Disturbing the Storm: Narratives from the Liminal Space: Investigating the Commonalities Between Older Afghan Hazara Women and Calabrian Exiles through Theories of Storytelling and Creative Led Research
Date of Submission
Stellato Pledger, J. A. (2018). Disturbing the Storm: Narratives from the Liminal Space: Investigating the Commonalities Between Older Afghan Hazara Women and Calabrian Exiles through Theories of Storytelling and Creative Led Research (Doctoral thesis, Australian Catholic University). Retrieved from https://doi.org/10.26199/5b84e35dc9281
This research draws from my lived experience as a second generation immigrant of Calabrian exiles and explores the commonalities between older Afghan Hazara women and Calabrians. Working with culturally diverse groups the research examines liminality through the narratives of both cultures and investigates whether the experiences of recent female refugee populations in Australia, reflect those of previous immigrant communities. Applying theories of storytelling and liminality, the research asks, "Can a multidisciplinary arts approach reflect cultural commonalities through the process of becoming other?"
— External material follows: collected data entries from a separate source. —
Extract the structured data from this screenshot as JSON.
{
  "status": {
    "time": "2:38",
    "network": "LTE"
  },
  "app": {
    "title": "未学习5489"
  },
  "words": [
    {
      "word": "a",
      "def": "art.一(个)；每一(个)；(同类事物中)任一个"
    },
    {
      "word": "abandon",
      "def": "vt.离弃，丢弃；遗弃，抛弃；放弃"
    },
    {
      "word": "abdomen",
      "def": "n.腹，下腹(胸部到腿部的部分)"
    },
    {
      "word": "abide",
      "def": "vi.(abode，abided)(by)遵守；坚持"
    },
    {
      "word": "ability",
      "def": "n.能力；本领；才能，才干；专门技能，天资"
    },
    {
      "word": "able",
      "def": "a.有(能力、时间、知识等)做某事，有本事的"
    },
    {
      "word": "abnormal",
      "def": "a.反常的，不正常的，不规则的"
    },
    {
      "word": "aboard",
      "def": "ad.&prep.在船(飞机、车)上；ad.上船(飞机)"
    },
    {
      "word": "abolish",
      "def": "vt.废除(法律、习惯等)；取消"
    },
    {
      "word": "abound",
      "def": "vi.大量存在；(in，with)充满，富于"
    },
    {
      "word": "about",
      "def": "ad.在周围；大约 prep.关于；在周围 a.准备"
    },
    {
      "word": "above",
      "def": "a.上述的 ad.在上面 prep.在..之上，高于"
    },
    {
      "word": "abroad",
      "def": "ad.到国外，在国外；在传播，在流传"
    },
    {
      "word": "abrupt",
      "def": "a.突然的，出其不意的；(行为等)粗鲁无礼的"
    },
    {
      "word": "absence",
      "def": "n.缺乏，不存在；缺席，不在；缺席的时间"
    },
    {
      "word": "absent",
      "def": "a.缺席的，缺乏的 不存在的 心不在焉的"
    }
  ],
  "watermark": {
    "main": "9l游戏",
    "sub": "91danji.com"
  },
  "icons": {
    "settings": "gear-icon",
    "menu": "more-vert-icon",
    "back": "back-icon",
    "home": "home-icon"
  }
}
The research observes the process older Hazara Afghan women1 embark upon when negotiating change post war and dislocation. My experiences from a family of Calabrian exiles draws from personal histories of my mother and grandmother as they attempted to find a sense of connection in Australia.
Little is known about the stories within the liminal space, a pivotal point between one’s past life and potential future. Further, the commonalities between two such diametrically different cultures have yet to be investigated. Becoming "other" is an empathic strategy and a methodological approach in my creative led research project to explore the overlaps between these two cultures.
The Hazara’s narratives capture the women’s perspectives and experiences against current Australian public perceptions and politics and these testimonials are juxtaposed against my family’s journey as exiles.
The theoretical discourse adopts storytelling, narrative inquiry, and auto-ethnography located in qualitative traditions. The creative component is a multilayered body of work set against a backdrop of personal and socio-political histories that crosses cultures and generations. The films are documented from live performances developed from a theatre script. The recorded performances have been transferred to video in conjunction with photography and poetry which thread liminality; magic realism; female identity and the immigrant journey to illustrate the impact of war and displacement, while simultaneously demonstrating the agency of the women.
These women are Dari speaking, predominantly Shia people of central Afghanistan, and who have been victims of genocide for hundreds of years.